The enzyme activity of purified PG carboxypeptidases was measured using the substrate diacetyl-l-Lys-d-Ala-d-Ala (AcLAA) (21). d-Ala was released by PG carboxypeptidase, and the released d-Ala was degraded into pyruvate, hydrogen peroxide, and amine group by d-amino acid oxidase (Sigma-Aldrich, USA). Horseradish peroxidase (Sigma-Aldrich) reduced hydrogen peroxide to H2O by using Amplex Red (Invitrogen) as an electron donor, which, in turn, was converted into resorufin by oxidation. The level of resorufin can be measured at 563 nm spectrophotometrically. Purified proteins (1 μM) were incubated at 37°C with 50 mM Tris-HCl (pH 8.0) containing 1 mM AcLAA in a final volume of 200 μL. After incubation for 60 min, the reaction was stopped by boiling at 100°C for 20 min. After centrifugation at 13,000 rpm for 5 min, only the supernatant was mixed with 800 μL of assay buffer with 50 mM HEPES-NaOH (pH 7.5), 10 mM MgCl2, 50 μM Amplex Red, 54 μg/mL horseradish peroxidase, and 75 μg/mL d-amino acid oxidase. The mixed samples were incubated at 37°C for 60 min, and the absorbance at 563 nm was measured using UV-visible (UV-Vis) spectrophotometer UVmini-1240 (Shimadzu, Japan).

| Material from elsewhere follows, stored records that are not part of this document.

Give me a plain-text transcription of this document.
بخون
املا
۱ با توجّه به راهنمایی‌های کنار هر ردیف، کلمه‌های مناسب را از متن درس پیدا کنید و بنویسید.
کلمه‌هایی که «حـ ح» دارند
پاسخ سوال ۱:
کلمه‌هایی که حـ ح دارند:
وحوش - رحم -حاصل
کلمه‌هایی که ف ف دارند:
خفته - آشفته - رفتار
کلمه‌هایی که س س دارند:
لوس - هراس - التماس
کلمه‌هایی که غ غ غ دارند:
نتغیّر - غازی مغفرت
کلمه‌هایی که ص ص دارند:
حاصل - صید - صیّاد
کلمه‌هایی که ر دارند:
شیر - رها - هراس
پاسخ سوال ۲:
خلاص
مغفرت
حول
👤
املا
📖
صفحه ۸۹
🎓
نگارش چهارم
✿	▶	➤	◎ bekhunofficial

Assessment of physical interactions between DacA/DacA(ΔC) and PBPs.

ER2566 cells harboring pET-based plasmid expressing His-tagged DacA or nontagged DacA were cultured in 50 mL of LB medium at 37°C. When the OD600 was approximately 0.5, 1 mM IPTG was added, and the cells were cultured at 30°C for 4 h. MG1655 chromosomal PBP-Flag strains were cultured in 100 mL of LB medium at 37°C to early stationary phase. Harvested ER2566 and MG1655 cells were resuspended in buffer A containing 1% sodium n-dodecyl-β-d-maltoside and disrupted by a French press cell at 10,000 lb/in2. After centrifugation at 2,100 × g for 5 min at 4°C, the supernatants were mixed with 100 μL of the Talon metal affinity resin (Clontech, USA) in a 1.5-mL tube. After washing with 1 mL of buffer A containing 1% sodium n-dodecyl-β-d-maltoside three times, bound proteins were eluted using buffer A containing 200 mM imidazole. Eluted proteins were separated on 4 to 20% gradient Tris-glycine polyacrylamide gels (Koma Biotech, South Korea) and were transferred onto polyvinylidene difluoride (PVDF) membranes. The protein levels of PBPs were determined using a monoclonal antibody against Flag tag (Santa Cruz Biotechnology, USA) according to the standard procedure. A similar pulldown experiment was also performed using overexpressed full-length PBP1a or PBP1b and overexpressed His-tagged DacA or DacA(ΔC). Eluted proteins were separated on 4 to 20% gradient Tris-glycine polyacrylamide gels.